Qu’est ce que ça peut bien être ? Je suis à deux doigts
d'appeler la caissière à la rescousse mais elle n'avait pas l'air
très aidée et ne pourrait sans doute rien pour moi. C'est alors que
je me suis souvenu qu'il y a une agence Europcar à Mackay. Sauf que
si j'y vais, je peux dire adieu à Eungella, avec la nuit qui est
pour dans deux heures alors qu'il me reste près de 120 km à faire.
La route pour Mackay n'avance pas, l'angoisse monte encore d'un cran.
Et où trouver l'agence ? M'emmancher dans une grande ville à
la sortie des bureaux ne m'enchante pas du tout. J'ai coupé la
climatisation, me rappelant que l'eau circule dans ce circuit ainsi
que dans le radiateur. Si fuite il y a, il faut économiser l'eau. Au
bout d'une demie heure la voiture tient le choc, je ne constate
aucune augmentation de la température du moteur. Je décide donc de
quitter la Bruce Higway pour prendre un raccourci pour Eungella. Et
si je tombe en panne, tant pis, il y a une assistance, ils viendront
me chercher. C'est comme un dératé que j'avance sur une route qui
traverse des plantations de canne à sucre et qui n'a de cesse de
traverser une voie ferrée. A un moment j'ai dû m’arrêter pour
laisser passer un train.
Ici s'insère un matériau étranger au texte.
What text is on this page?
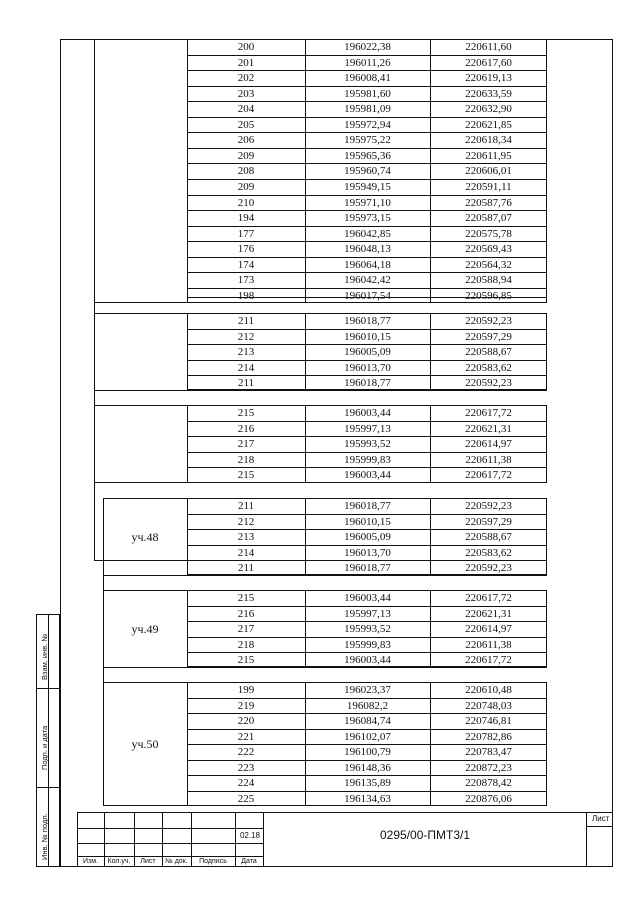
Взам. инв. №
Подп. и дата
Инв. № подл.
200	196022,38	220611,60
201	196011,26	220617,60
202	196008,41	220619,13
203	195981,60	220633,59
204	195981,09	220632,90
205	195972,94	220621,85
206	195975,22	220618,34
209	195965,36	220611,95
208	195960,74	220606,01
209	195949,15	220591,11
210	195971,10	220587,76
194	195973,15	220587,07
177	196042,85	220575,78
176	196048,13	220569,43
174	196064,18	220564,32
173	196042,42	220588,94
198	196017,54	220596,85
211	196018,77	220592,23
212	196010,15	220597,29
213	196005,09	220588,67
214	196013,70	220583,62
211	196018,77	220592,23
215	196003,44	220617,72
216	195997,13	220621,31
217	195993,52	220614,97
218	195999,83	220611,38
215	196003,44	220617,72
211	196018,77	220592,23
212	196010,15	220597,29
213	196005,09	220588,67
214	196013,70	220583,62
211	196018,77	220592,23
уч.48
215	196003,44	220617,72
216	195997,13	220621,31
217	195993,52	220614,97
218	195999,83	220611,38
215	196003,44	220617,72
уч.49
199	196023,37	220610,48
219	196082,2	220748,03
220	196084,74	220746,81
221	196102,07	220782,86
222	196100,79	220783,47
223	196148,36	220872,23
224	196135,89	220878,42
225	196134,63	220876,06
уч.50
02.18	0295/00-ПМТ3/1
Лист
Изм.	Кол.уч.	Лист	№ док.	Подпись	Дата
Une espèce de locomotive miniature qui
ressemble à un jouet, tirant des petits wagons remplis de cannes à
sucre coupées en petits tronçons.
Le parc national
d'Eungella est situé au bout d'une vallée, au delà d'un mont que
l'on franchit par une route raide. Comme promis la végétation est
complètement en délire par ici, ce qui tranche avec les paysages
très secs que j'ai parcourus le long de la Bruce Highway. Le camping
se trouve à 500 mètres à pied du centre des visiteurs. Avant de
quitter la voiture, j'ai regardé dessous. Plus de fuite, ce devait
donc être le système de climatisation. Me voilà donc contraint de
rouler vitres ouvertes par 34 degrés dehors. Mais la voiture roule,
alors c’est le principal, ça m'enlève un stress. Le parc
contraste avec les champs de canne à sucre traversés jusqu'à lors.
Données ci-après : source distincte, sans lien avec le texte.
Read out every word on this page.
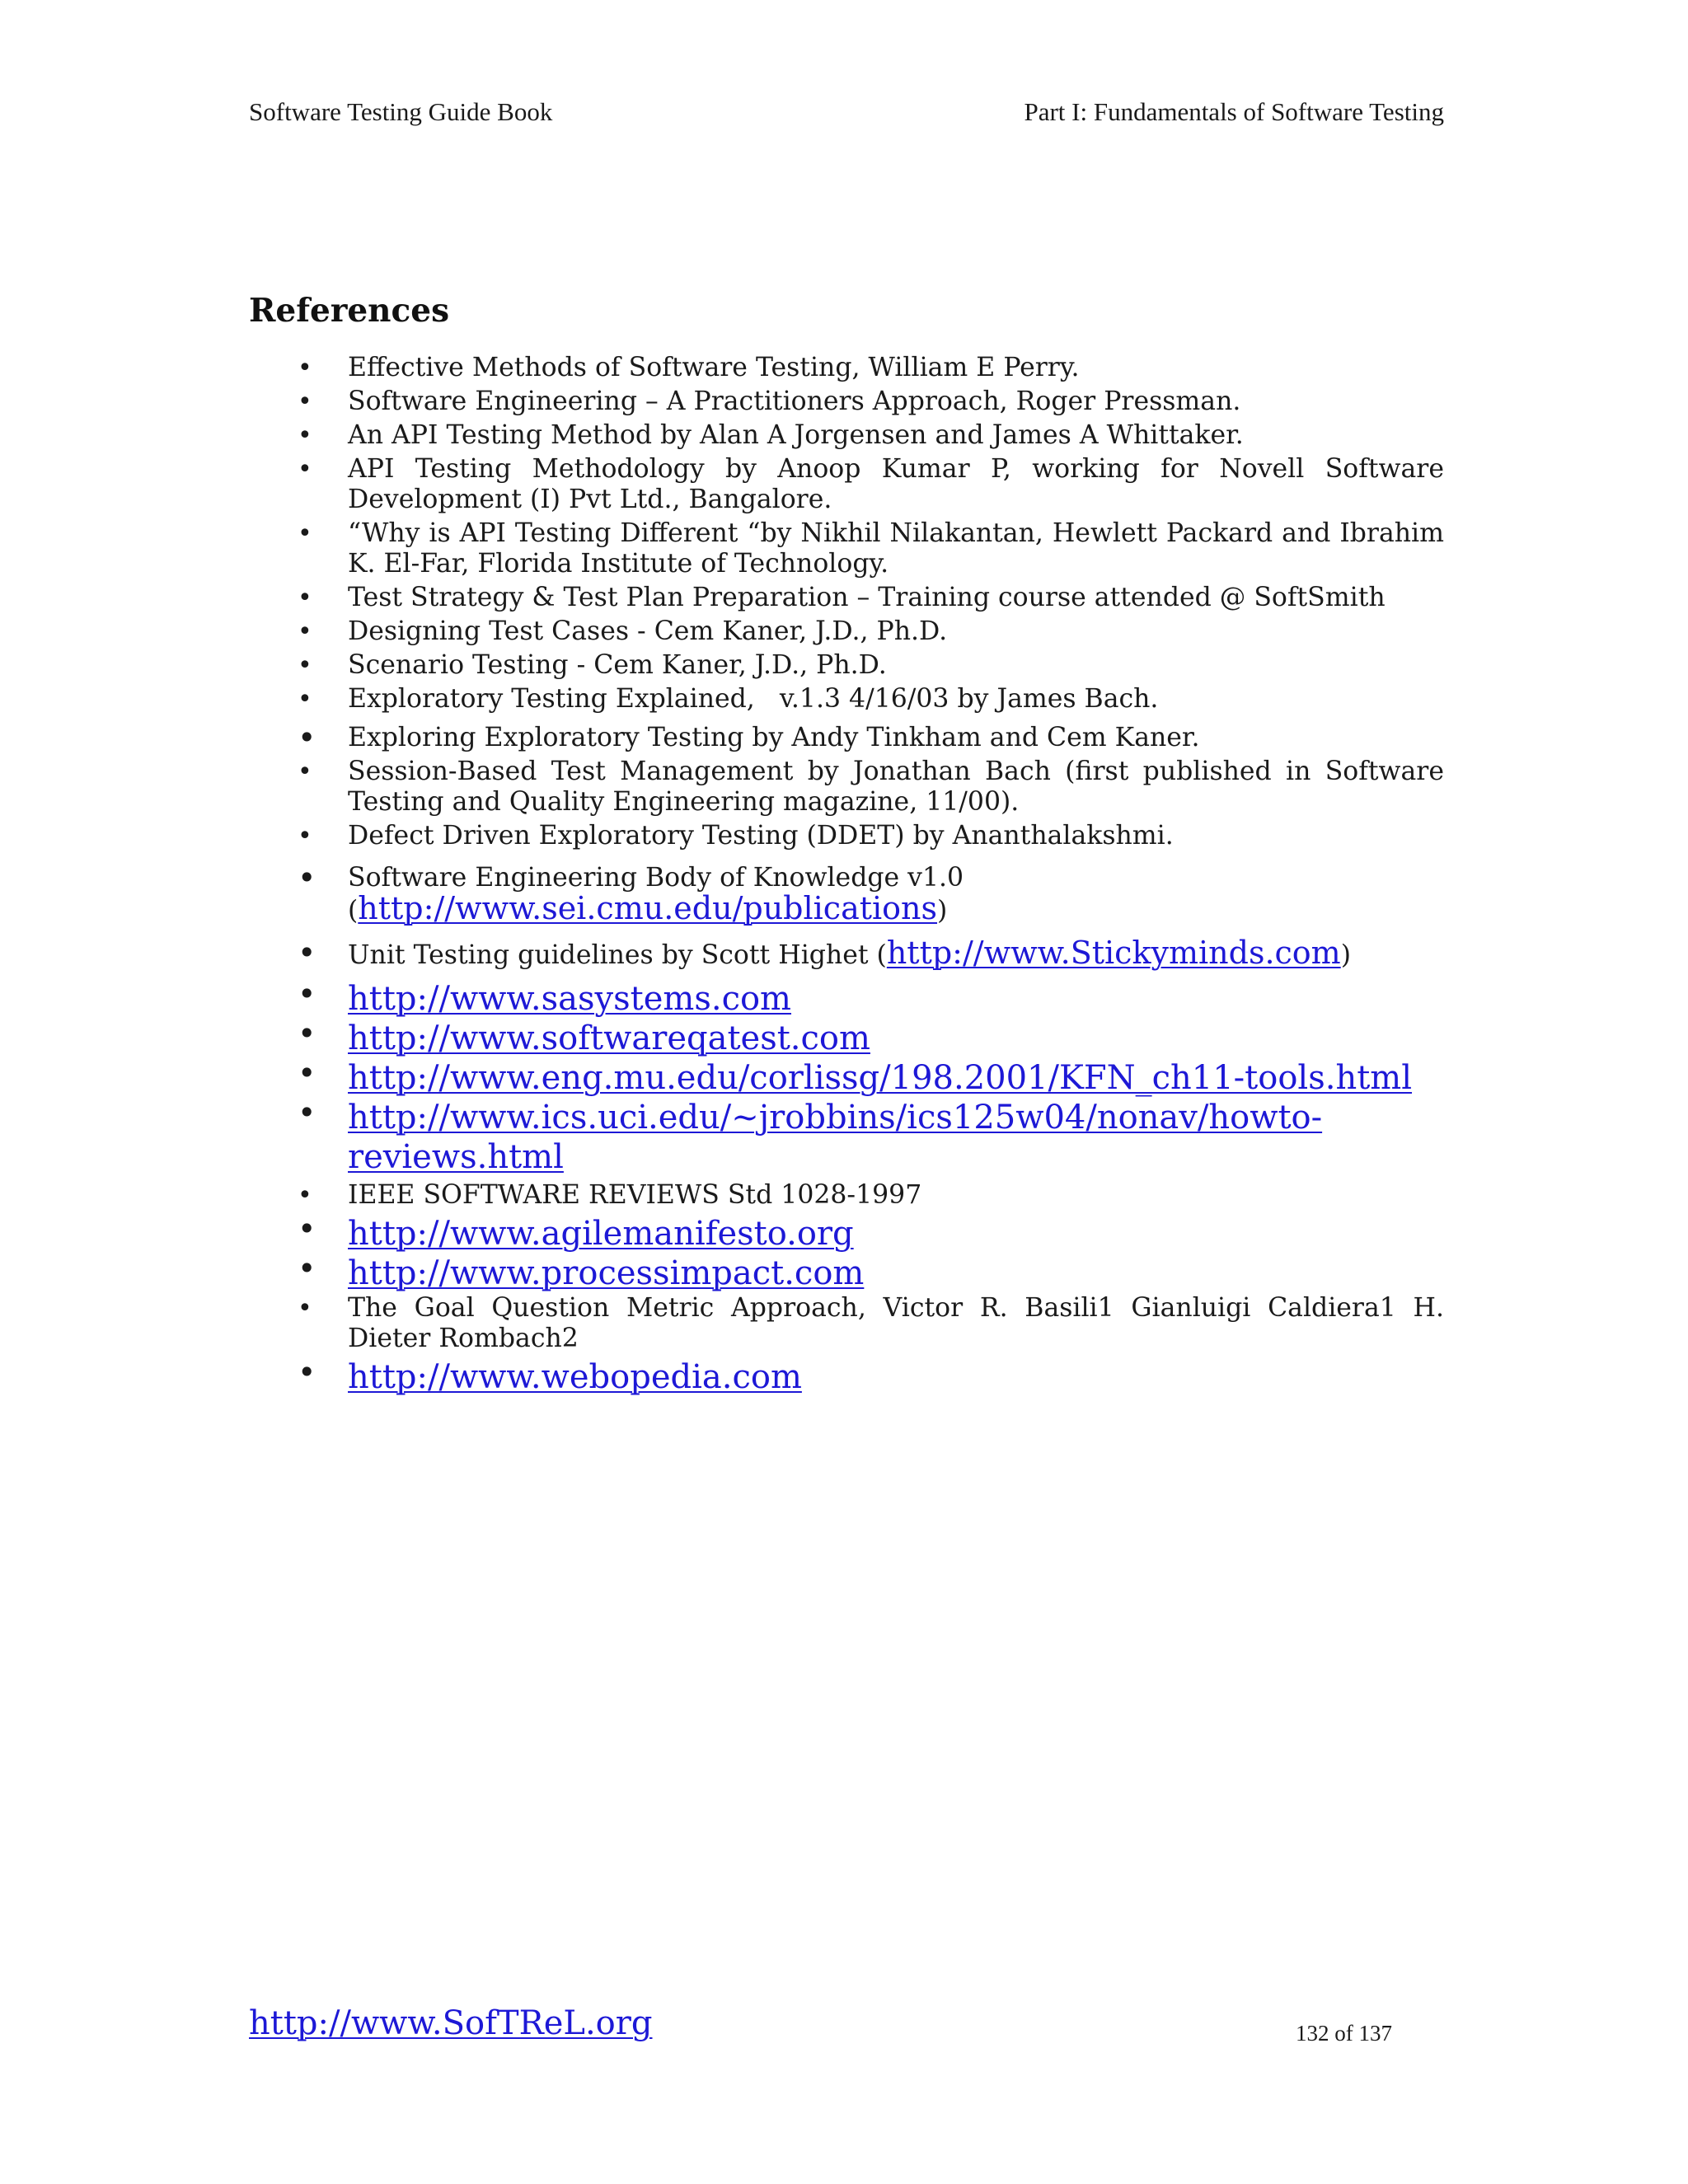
Software Testing Guide Book	Part I: Fundamentals of Software Testing
References
• Effective Methods of Software Testing, William E Perry.
• Software Engineering – A Practitioners Approach, Roger Pressman.
• An API Testing Method by Alan A Jorgensen and James A Whittaker.
• API Testing Methodology by Anoop Kumar P, working for Novell Software Development (I) Pvt Ltd., Bangalore.
• “Why is API Testing Different “by Nikhil Nilakantan, Hewlett Packard and Ibrahim K. El-Far, Florida Institute of Technology.
• Test Strategy & Test Plan Preparation – Training course attended @ SoftSmith
• Designing Test Cases - Cem Kaner, J.D., Ph.D.
• Scenario Testing - Cem Kaner, J.D., Ph.D.
• Exploratory Testing Explained,   v.1.3 4/16/03 by James Bach.
• Exploring Exploratory Testing by Andy Tinkham and Cem Kaner.
• Session-Based Test Management by Jonathan Bach (first published in Software Testing and Quality Engineering magazine, 11/00).
• Defect Driven Exploratory Testing (DDET) by Ananthalakshmi.
• Software Engineering Body of Knowledge v1.0
(http://www.sei.cmu.edu/publications)
• Unit Testing guidelines by Scott Highet (http://www.Stickyminds.com)
• http://www.sasystems.com
• http://www.softwareqatest.com
• http://www.eng.mu.edu/corlissg/198.2001/KFN_ch11-tools.html
• http://www.ics.uci.edu/~jrobbins/ics125w04/nonav/howto-
reviews.html
• IEEE SOFTWARE REVIEWS Std 1028-1997
• http://www.agilemanifesto.org
• http://www.processimpact.com
• The Goal Question Metric Approach, Victor R. Basili1 Gianluigi Caldiera1 H. Dieter Rombach2
• http://www.webopedia.com
http://www.SofTReL.org	132 of 137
C'est un havre de végétation luxuriante, avec une petite rivière
débordant de vie et qui abrite des tortues et de nombreuses
écrevisses qui pullulent en ses eaux. C'est sans doute de ça dont
se nourrissent les ornithorynques, vous savez ce monomère aux pattes
palmées, au bec de canard, qui pond des œufs mais allaite. Je n'ai
pas réussi à en voir, on verra ça demain, il paraît qu'on les
voit le mieux à la tombée du jour ou à l'aube.
Tandis que je me
préparais à manger, entouré par des insectes volants non
identifiés qui émettaient un signal lumineux comme les avions, un
type est arrivé pour camper. Un américain, qui vit à Townsville
jusqu'à mai prochain. C'est un scientifique spécialisé en biologie
animale, de l'université de Floride. Il m'a offert une bière bien
fraîche et on a papoté autour du dîner. Il m'a expliqué que ces
espèces de papillons étaient des « firefly », des
genres de vers luisants volants. Il est venu dans le coin faire de la
randonnée pour plusieurs jours et en profiter pour voir les
ornithorynques, animal que tout le monde vient voir ici pour sa
singularité. On est allé faire un tour après manger à la lumière
de sa lampe torche pour tenter d'en débusquer. A la place on a
trouvé une adorable petite grenouille jaune et verte qu'il a
attrapée entre ses doigts et qui avait l'ai terrorisée. Finalement,
j'aurais dû persévérer dans la biologie, il a l'air de faire ce
qu'il veut et il me dit qu'il a plein de temps libre. Et dans les
sciences, je ne crois pas que l'on se prend des réflexions sur sa
tenue ou sa coupe de cheveux, si j'en juge ses longs cheveux qui lui
donnent l'air d'être plus un beatnik.